The Vision Fund has booked two straight quarters of gains, though it has had to write down billions of dollars that it had invested in WeWork over the past few years.
“The journey starts with data,” says Bea Ordonez, CFO of financial services firm Payoneer.
For over a decade, financial institutions have recognized the power of data and are making investments to unlock it. But in the past year, with the advancements of generative AI, there’s now a democratization of data that requires some strategic investments.
“We’re early in our journey and being experimental,” says Ordonez. Today, Payoneer is using a generative AI-based predictive model tool to drive more effective customer acquisition and onboarding decisions. The company also uses machine learning and data tools within the underwriting business.
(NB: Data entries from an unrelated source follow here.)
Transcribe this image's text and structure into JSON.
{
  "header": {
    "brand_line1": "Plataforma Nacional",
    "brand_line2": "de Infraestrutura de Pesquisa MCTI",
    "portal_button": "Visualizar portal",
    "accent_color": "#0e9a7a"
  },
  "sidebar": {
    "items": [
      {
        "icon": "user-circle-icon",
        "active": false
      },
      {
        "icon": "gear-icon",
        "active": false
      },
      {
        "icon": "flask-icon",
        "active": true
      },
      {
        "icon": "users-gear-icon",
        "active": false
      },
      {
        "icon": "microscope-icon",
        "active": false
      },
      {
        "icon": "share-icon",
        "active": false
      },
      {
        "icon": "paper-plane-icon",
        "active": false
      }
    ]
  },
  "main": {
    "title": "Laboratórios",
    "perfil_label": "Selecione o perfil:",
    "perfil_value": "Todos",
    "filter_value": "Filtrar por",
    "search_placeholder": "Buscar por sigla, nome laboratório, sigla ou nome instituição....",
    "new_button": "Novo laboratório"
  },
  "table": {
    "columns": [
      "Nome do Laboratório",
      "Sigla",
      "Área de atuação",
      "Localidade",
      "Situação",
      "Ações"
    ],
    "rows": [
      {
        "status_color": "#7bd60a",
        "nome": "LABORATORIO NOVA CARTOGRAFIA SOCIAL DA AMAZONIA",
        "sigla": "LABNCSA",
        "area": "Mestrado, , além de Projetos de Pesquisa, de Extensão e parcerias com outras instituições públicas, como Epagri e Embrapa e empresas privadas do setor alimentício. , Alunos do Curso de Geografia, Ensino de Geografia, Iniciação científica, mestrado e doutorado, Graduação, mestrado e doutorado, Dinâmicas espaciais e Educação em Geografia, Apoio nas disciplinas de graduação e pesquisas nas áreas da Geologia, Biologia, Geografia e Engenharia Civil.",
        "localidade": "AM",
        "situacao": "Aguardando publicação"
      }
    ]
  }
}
CFOs, Ordonez says, are using modeling to get better at ingesting and consuming data to guide financial planning and an organization’s overall strategy. “Using predictive modeling to really help us look forward to more quarters and have a better line of sight to how the portfolio is performing, those are areas that we're definitely investing in," says Ordonez.
And because the financial industry is heavily regulated, Payoneer says the use of AI raises interesting questions about data privacy and protection. Through it all, CFOs should be closely involved.
“I think it's super important for the CFOs to be hand-in-glove with the folks in their organization who are driving that data transformation journey,” Ordonez says. “And we're really focused on making those investments.”
“We are formally declaring that we are going to make AI at the core and the forefront of everything Fountain does from this point onward,” says Nico Roberts, chief business officer at Fountain, the creator of an applicant tracking platform that’s used to hire workers at clients like Bojangles and Sweetgreen.
Fountain is in the business of processing massive amounts of data quickly. Nearly 100 million applicants have worked their way through the startup’s talent platform, with some employers seeing thousands of applications filled for openings in just a week.
But a survey that Fountain conducted in 2022 showed that 60% of job applicants ended up abandoning the online form when it had more than 15 questions. And 81% of all candidates said they never received any communication from the employer to share updates on where they were on the hiring journey.
Investments in AI can help reduce these pain points, Fountain says. AI can be used to evaluate an application form to determine the right number of questions that should be asked—perhaps no more than 10. Or analyze the language used in the job posting to ensure it isn’t filled with too much irrelevant corporate jargon.
To leap into AI more assertively, Fountain set aside some budget and created a small team of five. “We said, ‘Hey, we’re thinking about really exploring and going deeper on AI, what does that look like?’” says Roberts. The project, which was initially siloed, led to beta tests with customers, and eventually the AI offerings were shared more widely.
“I think that a lot of companies right now are still going through the decision-making process of, how do we want to tackle AI? What is our risk tolerance and threshold? And do we want to be part of the early adopters group?” asks Roberts rhetorically. “We are very gung-ho about AI.”